Re: [Fribidi-discuss] fribidi and arabic joining

From: Tomas Frydrych (tomas@frydrych.uklinux.net)
Date: Tue Mar 26 2002 - 04:29:30 EST

  • Next message: Philippe DEFERT: "abi post 0.99.3 CVS March 25, IRIX 6.5"

    Hi Behdad,

    thanks, I found that very helpful.

    > But things are not so easy, the Arabic Joining Alg.
    > itself needs the "Left" and "Right" character of a character in text,
    > which Left and Right are defined in the visual text, not logical, the
    > left and right characters cannot be found easily from the next and
    > previous character of the logical order, because of the override marks
    > (LRO and RLO).

    Its not just the LRO/RLO, but all embeding level boundaries, since
    there the character on one (visual) side of the character being
    shaped is unrelated to the next/prev. logical character.

    > Example:
    > <LRO> a b C D <RLE> f g H <PDF> x Y z <PDF>
    > => <LRO> z Y x <RLE> f g H <PDF> D C b a <PDF>
    > also <LRO> a b <RLO> f g <PDF> h <LRE> x y <PDF> Z <PDF>
    > => <LRO> Z <LRE> x y <PDF> h <RLO> f g <PDF> b a <PDF>

    If I have a logical sequence abcKLMxyz (caps = RTL, overall LTR),
    then visual: abcMLKxyz, i.e., the visual left and right of K and M
    cannot be worked out in the logical space because 'c' is no way
    related to 'x' and 'L', and 'x' is in no way related to 'c' and 'L'. If the
    joining algorithm is defined in visual space, then I do not see how
    you can get around having to completely reorder first.
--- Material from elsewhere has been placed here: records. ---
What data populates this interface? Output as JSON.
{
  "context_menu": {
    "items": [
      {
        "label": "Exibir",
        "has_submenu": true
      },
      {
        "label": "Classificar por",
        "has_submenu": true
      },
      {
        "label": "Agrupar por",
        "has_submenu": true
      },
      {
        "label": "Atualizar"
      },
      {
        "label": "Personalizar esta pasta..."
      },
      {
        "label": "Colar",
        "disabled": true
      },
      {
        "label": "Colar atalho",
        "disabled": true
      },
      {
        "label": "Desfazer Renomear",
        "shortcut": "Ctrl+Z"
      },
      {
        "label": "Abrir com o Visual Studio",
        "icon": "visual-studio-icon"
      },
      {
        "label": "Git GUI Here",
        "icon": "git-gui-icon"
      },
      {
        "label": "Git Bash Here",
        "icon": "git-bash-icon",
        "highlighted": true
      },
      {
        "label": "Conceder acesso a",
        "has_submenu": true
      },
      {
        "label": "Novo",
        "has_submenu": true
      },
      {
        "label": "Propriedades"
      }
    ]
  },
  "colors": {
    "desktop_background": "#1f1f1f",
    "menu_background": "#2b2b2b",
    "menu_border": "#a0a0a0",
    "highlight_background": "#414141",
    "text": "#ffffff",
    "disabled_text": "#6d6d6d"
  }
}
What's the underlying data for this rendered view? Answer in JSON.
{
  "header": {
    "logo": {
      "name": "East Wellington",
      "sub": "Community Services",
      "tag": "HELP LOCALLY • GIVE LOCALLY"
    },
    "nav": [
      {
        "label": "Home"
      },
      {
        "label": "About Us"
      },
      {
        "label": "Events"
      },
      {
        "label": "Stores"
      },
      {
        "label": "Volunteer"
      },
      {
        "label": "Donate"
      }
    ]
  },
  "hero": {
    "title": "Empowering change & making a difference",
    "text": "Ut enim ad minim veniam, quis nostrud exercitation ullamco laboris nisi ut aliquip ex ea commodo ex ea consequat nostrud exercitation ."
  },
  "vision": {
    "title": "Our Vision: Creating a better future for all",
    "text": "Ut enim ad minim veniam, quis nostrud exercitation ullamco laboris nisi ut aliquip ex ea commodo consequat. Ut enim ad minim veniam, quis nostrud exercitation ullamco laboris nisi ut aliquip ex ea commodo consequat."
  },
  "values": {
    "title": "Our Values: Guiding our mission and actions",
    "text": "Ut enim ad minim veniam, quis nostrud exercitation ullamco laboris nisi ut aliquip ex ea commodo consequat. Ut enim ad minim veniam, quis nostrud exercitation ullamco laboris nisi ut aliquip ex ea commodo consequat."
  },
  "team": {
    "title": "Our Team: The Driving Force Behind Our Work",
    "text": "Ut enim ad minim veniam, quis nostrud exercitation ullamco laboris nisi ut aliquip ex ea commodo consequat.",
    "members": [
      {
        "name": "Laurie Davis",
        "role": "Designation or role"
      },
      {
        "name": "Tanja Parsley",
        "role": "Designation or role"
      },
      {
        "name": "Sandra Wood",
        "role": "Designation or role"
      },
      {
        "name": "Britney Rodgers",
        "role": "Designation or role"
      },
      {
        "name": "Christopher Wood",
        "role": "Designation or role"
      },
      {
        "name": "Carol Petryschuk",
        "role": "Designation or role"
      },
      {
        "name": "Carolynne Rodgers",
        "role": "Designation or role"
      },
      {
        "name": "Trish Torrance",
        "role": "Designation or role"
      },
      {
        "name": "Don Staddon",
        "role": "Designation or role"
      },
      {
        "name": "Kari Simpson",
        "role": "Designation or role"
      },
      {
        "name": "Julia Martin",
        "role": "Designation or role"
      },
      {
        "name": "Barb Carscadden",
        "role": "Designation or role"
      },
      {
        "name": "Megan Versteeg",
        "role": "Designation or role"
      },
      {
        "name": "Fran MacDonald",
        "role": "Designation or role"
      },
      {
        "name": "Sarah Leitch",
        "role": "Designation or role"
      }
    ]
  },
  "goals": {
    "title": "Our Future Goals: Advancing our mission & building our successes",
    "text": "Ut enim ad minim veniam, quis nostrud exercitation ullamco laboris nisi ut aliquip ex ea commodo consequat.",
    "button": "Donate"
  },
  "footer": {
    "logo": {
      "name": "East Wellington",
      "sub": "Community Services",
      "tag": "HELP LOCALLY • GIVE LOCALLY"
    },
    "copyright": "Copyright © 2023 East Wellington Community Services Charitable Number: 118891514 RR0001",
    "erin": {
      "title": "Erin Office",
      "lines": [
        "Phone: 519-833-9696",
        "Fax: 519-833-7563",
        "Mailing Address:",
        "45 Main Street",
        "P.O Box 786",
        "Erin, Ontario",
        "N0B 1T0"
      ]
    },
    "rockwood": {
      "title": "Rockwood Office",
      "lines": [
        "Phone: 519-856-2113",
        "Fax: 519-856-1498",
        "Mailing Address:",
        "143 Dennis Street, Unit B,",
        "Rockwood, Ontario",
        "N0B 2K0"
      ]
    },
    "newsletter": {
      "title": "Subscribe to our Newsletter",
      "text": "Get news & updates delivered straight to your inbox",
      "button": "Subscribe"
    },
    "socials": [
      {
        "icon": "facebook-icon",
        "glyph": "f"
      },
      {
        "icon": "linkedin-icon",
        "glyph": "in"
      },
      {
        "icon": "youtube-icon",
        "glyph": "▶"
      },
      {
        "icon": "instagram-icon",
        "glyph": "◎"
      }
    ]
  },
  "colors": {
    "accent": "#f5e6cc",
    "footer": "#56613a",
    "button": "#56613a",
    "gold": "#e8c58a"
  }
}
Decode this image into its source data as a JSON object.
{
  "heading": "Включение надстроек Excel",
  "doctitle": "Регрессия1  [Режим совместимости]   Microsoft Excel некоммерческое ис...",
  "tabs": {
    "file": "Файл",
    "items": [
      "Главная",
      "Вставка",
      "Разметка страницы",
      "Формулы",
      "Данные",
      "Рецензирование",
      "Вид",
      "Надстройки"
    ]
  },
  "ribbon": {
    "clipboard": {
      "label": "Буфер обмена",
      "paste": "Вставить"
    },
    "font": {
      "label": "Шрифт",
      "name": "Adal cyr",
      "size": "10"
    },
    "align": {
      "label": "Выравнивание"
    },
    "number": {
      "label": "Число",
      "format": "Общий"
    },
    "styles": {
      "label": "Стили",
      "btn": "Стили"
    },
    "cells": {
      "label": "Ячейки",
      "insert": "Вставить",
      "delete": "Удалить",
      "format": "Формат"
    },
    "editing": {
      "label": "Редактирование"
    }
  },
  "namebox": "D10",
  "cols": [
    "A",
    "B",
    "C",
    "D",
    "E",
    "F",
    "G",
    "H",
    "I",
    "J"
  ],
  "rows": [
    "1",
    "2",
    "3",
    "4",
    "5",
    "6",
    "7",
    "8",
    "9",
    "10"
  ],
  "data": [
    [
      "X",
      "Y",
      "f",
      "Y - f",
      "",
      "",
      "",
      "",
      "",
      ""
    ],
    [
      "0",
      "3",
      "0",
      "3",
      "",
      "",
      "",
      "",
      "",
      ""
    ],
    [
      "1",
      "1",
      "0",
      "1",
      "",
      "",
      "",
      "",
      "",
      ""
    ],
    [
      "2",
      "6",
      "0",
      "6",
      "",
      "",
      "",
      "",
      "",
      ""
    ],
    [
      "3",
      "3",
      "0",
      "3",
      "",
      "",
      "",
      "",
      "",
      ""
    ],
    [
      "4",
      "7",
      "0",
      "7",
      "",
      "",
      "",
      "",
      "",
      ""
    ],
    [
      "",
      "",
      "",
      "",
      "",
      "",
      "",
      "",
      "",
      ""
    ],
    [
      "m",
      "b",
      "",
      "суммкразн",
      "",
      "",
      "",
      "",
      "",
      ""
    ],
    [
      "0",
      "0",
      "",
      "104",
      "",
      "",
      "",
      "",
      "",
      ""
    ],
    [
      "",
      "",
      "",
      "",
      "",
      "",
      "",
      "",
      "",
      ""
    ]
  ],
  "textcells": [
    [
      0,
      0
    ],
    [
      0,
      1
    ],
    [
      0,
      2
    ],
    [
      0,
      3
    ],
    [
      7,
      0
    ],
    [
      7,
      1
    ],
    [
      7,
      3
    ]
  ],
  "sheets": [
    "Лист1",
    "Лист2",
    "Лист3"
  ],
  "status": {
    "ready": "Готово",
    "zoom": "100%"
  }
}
    > The first idea needs some work to prove the independency (which
    > may not be true).
    Shaping is _not_ independent of line breaking, here is why:

    (1) Unidirectional text: the BIDI transformation does not change the
    visual sequence of glyphs, but just the orientation of the coordinate
    system from which it is observed, i.e., the context of individual
    characters remains identical. Line breaking makes no difference
    here, since it does not impact the visual ordering (the individual
    lines are mere snapshots of segments of the 'original' single long
    (visual) line).

    (2) true bidi text: (1) applies to all characters except those on
    direction boundary. For the characters on the boundary, we have
    two cases:
       (2a) character starts an embeding level: the context given by the
       next (logical) character, and the last (logical) character of the
       preceeding embeding level

       (2b) character ends embeding level: the context given by the
       previous (logical character), and the first (logical) character of the
       next embeding level.

    Now, the line breaking here does not change the visual sequence
    of the text if the line break falls withing a segment of visual
    direction identical to the base direction, it has exactly the same
    effect as in case (1).

    If the line break falls into a segment with a different visual direction
    than the base direction, the visual order of glyphs is impacted (we
    no more have simple snapshots of segments of the original long
    visual line). The question of whether this has any impact on the
    shaping then boils down to one thing: is the contextual value of the
    glyph immediatelly before the last embeding level change on the
    previous line identical to the contextual value of the character on
    which a line break is allowed. If it is (A), then the joining is
    independent of line breaking. If it is not (B), then joining is affected
    by line breaking:

    abcKLM OPQ xyz => abcQPO MLK xyz
    with line between M and O:
    abcMLK
    QPO xyz
    i.e., the origianal line would have had medial Q and final M, the new
    line has medial M and final Q.

    In theory (B) is entirely legitimate, and so joining is not
    independent of linebreaking. In real life, the assumption that (A) is
    true will often be satisfied, because we can expect a character
    such as space on the embeding level boundary.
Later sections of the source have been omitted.